11、剣聖希望
『ワールドミッションを発生させる為には2つの方法があると俺は推理する、1つは死なずにひたすらミッションをこなす事、そしてもう1つは他のプレイヤーがしなかったことをしたこなす事だ』
「なるほどね…」
ナナサカは感づいた、わざわざ文字にして伝えているということはこの文字が見えているのは自分だけと、つまり秘密にしろと暗にリダは言っているのだと。
「つまりは剣坂流で巨大生物を大量に駆除しろと言うことだな、確かにこれはスタミナ少ないナナサカには出来ないな」
リダの要求を把握するナナサカ、前者の方法ならばリダだけで達成可能なのは、何度もリダと木刀を殴り交わしたナナサカが誰よりも知っていた。
故にリダが求めているのは、ワールドミッション発生の推測の後者、他のプレイヤーがしなかったことをしたこなす事ということが、ナナサカは推測できた。
「お前みたいに何十分も全力で移動しながら刀振り回せる訳なだろ……世の中には疲労という概念があるからな?」
「全く、俺だって戦って疲労する時はするぞ?」
リダの言葉にナナサカはムッとするが、スタミナに関してはナナサカの方が圧倒的に上なのは事実だった。
「それでどうやって剣坂流を使えば良いんだ? お前なら分かっているだろうが、銃じゃ出来ないぞ?」
剣坂流は剣か刀を使った流派であり、銃を使った戦闘術は当たり前だが存在しない、ナナサカはやろうと思えばガンカタと呼ばれる銃の格闘術擬きを出来るかもしれないが、乗る気はしなかった。
ナナサカの言葉に応えるようにリダは再び指を動かす。
『一応この世界にも刀がある、それを使えば良い……正直誰も使いこなせないネタ兵器になっているが、常人を超えた機動力と脚力を持つナナサカなら使いこなせるはずだ』
目の前のメッセージウィンドウにリダが入手した文字が現れる。
「これに関しては秘匿メッセージで送る必要あるのか?」
「念の為だ、念の為…それよりも緊急ミッションをクリアしたならゲーム内通貨が貯まっているだろ?」
リダの言葉に、ナナサカは指を動かしてメニューメニューを開くと、メインメニュー端にゲーム内通貨と思わしき物を見つけた。
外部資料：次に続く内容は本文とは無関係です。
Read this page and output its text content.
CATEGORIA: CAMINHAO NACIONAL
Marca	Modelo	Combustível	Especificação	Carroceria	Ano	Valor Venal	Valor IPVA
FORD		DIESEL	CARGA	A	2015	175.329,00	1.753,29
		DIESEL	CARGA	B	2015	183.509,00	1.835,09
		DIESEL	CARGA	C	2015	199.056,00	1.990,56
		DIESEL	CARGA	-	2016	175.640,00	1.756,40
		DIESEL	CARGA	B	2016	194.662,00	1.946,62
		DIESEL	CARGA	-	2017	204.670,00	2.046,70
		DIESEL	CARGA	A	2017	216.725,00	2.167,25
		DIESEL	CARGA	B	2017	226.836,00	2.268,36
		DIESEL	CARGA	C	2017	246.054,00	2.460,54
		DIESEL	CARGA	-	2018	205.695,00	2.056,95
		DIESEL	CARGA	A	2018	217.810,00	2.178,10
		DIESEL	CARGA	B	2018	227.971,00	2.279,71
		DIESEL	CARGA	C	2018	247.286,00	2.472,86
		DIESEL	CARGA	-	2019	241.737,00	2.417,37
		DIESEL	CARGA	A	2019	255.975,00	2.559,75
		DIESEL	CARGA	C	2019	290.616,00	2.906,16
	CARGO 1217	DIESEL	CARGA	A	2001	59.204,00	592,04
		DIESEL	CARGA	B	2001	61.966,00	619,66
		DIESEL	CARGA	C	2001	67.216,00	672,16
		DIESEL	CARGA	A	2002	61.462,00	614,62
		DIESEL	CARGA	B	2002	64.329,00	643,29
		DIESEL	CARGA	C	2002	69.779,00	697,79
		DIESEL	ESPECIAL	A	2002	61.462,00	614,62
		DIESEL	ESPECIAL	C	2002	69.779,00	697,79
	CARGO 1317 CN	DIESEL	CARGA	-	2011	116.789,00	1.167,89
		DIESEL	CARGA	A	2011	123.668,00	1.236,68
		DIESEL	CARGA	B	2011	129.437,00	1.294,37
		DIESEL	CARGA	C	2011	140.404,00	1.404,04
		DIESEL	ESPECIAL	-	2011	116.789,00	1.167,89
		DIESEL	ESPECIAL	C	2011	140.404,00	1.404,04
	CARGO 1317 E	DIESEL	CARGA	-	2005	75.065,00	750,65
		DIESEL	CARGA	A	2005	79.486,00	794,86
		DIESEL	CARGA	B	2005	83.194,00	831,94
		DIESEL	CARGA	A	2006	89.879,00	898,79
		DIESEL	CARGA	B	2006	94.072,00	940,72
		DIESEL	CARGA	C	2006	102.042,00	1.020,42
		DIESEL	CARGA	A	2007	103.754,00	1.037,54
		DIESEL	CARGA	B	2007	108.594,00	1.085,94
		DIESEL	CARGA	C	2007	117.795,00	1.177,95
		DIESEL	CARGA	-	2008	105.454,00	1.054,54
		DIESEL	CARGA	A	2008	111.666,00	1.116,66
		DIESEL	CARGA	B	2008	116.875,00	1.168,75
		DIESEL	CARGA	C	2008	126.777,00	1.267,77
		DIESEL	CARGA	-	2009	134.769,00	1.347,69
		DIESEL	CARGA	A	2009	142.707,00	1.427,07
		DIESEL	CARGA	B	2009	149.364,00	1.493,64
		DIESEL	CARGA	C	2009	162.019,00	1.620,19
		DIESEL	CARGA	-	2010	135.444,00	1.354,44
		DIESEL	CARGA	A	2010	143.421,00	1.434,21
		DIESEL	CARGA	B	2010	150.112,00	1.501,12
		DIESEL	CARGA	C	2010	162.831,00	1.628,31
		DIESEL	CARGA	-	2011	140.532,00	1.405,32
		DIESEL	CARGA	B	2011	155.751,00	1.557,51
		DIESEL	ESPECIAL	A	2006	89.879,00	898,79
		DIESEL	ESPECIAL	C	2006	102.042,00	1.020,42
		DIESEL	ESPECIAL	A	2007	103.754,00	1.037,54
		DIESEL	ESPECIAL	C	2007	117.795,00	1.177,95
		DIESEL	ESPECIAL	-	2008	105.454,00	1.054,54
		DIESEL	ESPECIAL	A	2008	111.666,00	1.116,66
「え? ああ…メインメニュー開いた際に見えるADE円のやつか、156ADE円だな、日本円だったらジュースしか買えない値段だな」
「そんだけあれば刀は買えるな、色んなプレイヤーがほぼ捨て値で売られているし」
「まあ、正直巨大生物相手に素人が刀でどうこう出来るわけでもないな……アサルトライフルで至近距離で何発も叩き込まないと死ななかったし……仮によく切れる刀があっても、タイマンならともかく、多勢相手となると、それ相応の心得がないとあっという間にやられるだろうな」
「そういう事だ、さあ兵器取引所に行くぞ」
リダに背を押されて、ナナサカは兵器取引所という看板が付いたお店まで移動する。
そこには様々な銃器が並んでおり、中にはゴツいロケットランチャーや大型ミサイル発射装置、対物ライフルが並んでいた。
リダの説明では、他プレイヤーが売値をつけて販売しているとの事、1度買えば、ミッションで死んで失ったとしても、次のミッションに行く前ならば、お金の力で取り戻せるらしい。
レア度や性能によって価格は変動はするが、ゲーム内通貨でそれ相応に、課金でゲーム内通貨と比べて安価で再度手に入れられるらしい、最も売った場合は再度ミッションで手に入れるか、兵器取引所で再度、手に入れる必要があるらしいとのこと。
ナナサカはそんな説明を聞いてる中、かっこいい外見の対物ライフルを見つける。
「強そうだな、対物ライフル」
「あー対空用に、そういうの必要だな…ナナサカ、射撃適性どれだけある?」
「F」
「……狙撃銃は諦めろ、お前が持ってもショットガン擬きにしかならん、対空兵器はミサイルだな」
Fと答えたらリダが動揺した声でミサイルを勧めてくる。
「刀買うんじゃなかったのか?」
「と、そうだった…どうせ今のナナサカのはした金じゃいいミサイルは買えん、今は刀の方が大事だ、刀はどんな性能でも捨て値で売られているから、探せばナナサカ好みの刀がジュース代で買えるはずだ」
「これから愛刀になるのがジュース代の値段とかなんか嫌だな…」
ナナサカは少しモヤモヤしながらも、目の前に現れた兵器取引所のメニューウィンドウに触れて、刀を探し始めた。